学位論文要旨



No 121764
著者(漢字) 安部,聡一郎
著者(英字)
著者(カナ) アベ,ソウイチロウ
標題(和) 後漢末士大夫像の構成過程からみた魏晉貴族制の形成
標題(洋)
報告番号 121764
報告番号 甲21764
学位授与日 2006.09.20
学位種別 課程博士
学位種類 博士(文学)
学位記番号 博人社第553号
研究科 人文社会系研究科
専攻 アジア文化研究専攻
論文審査委員 主査: 東京大学 教授 平勢,隆郎
 東洋文化研究所 教授 黒田,明伸
 東洋文化研究所 教授 高見澤,磨
 東京大学 教授 岸本,美緒
 お茶の水女子大学 教授 窪添,慶文
内容要旨 要旨を表示する

 戰後日本の中國史研究における論爭の中でも、魏晉南北朝時代の貴族制、特にその形成過程をめぐっては盛んな議論が取り交わされてきた。一九五〇年代から七〇年代に掛けて川勝義雄氏や谷川道雄氏、矢野主税氏らが論爭の中から生み出していった成果は、時代區分の問題に關わるだけでなく、いわゆる「共同體」論として、中國社會に對する理解のあり方に關わる問題としても展開を遂げてきたといってよい。論爭の擔い手たちが第一線を退いた八〇年代半ば以來、こうした論爭は膠着のまま終息に向かったと言われるようになって久しいが、ちょうどその頃から貴族制形成期を分析する概念としてしばしば用いられるようになったものが名士であった。中でもこれを積極的に用いてきたのは渡邉義浩氏であろう。

 渡邉氏は貴族制論爭の間に提起された諸々の分析概念を否定した上で後漢末から三國期の貴族制形成過程を「名士」の觀點から論じたのであるが、これら諸概念をその原點である楊聯陞氏の理解まで遡って研究史的に檢證してみると、渡邉氏の理解は實際には先行する諸概念が問題としてきた士大夫の内面的な理念を重視する方向へと傾きつつあるものと考えられる。こうした觀點からすれば、渡邉氏の「名士」を含めて貴族制形成過程を總體的に再論していくためには、士大夫の内面的な理念、さらにその發現形態の一つと思われる名聲がいかなる存在であるのかを檢討する必要が生じよう。

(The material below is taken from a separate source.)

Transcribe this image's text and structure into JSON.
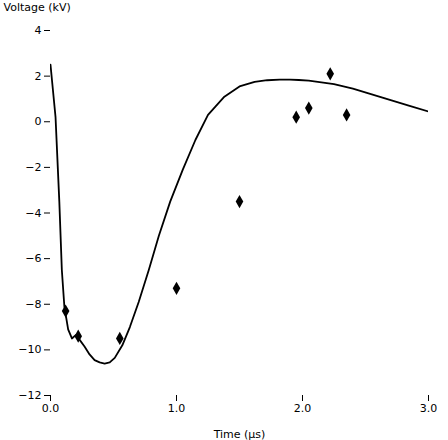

 この點を考える際考慮すべきであるのが、魏晉南北朝時代に編纂された歴史記述の中にはその編纂者が生きていた時代の状況が投影されている場合があるという岡崎文夫氏以來指摘されてきた問題である。特に現在正史とされている范曄『後漢書』は後漢滅亡後二百年余りを經て編纂されたものであり、かつ貴族制形成過程において重視されてきた理念や名聲が人間によるある種の判斷によって構成されるものである以上、これに魏晉南北朝における後漢時代史理解の影響が伏在している可能性は高いものと考えなければならない。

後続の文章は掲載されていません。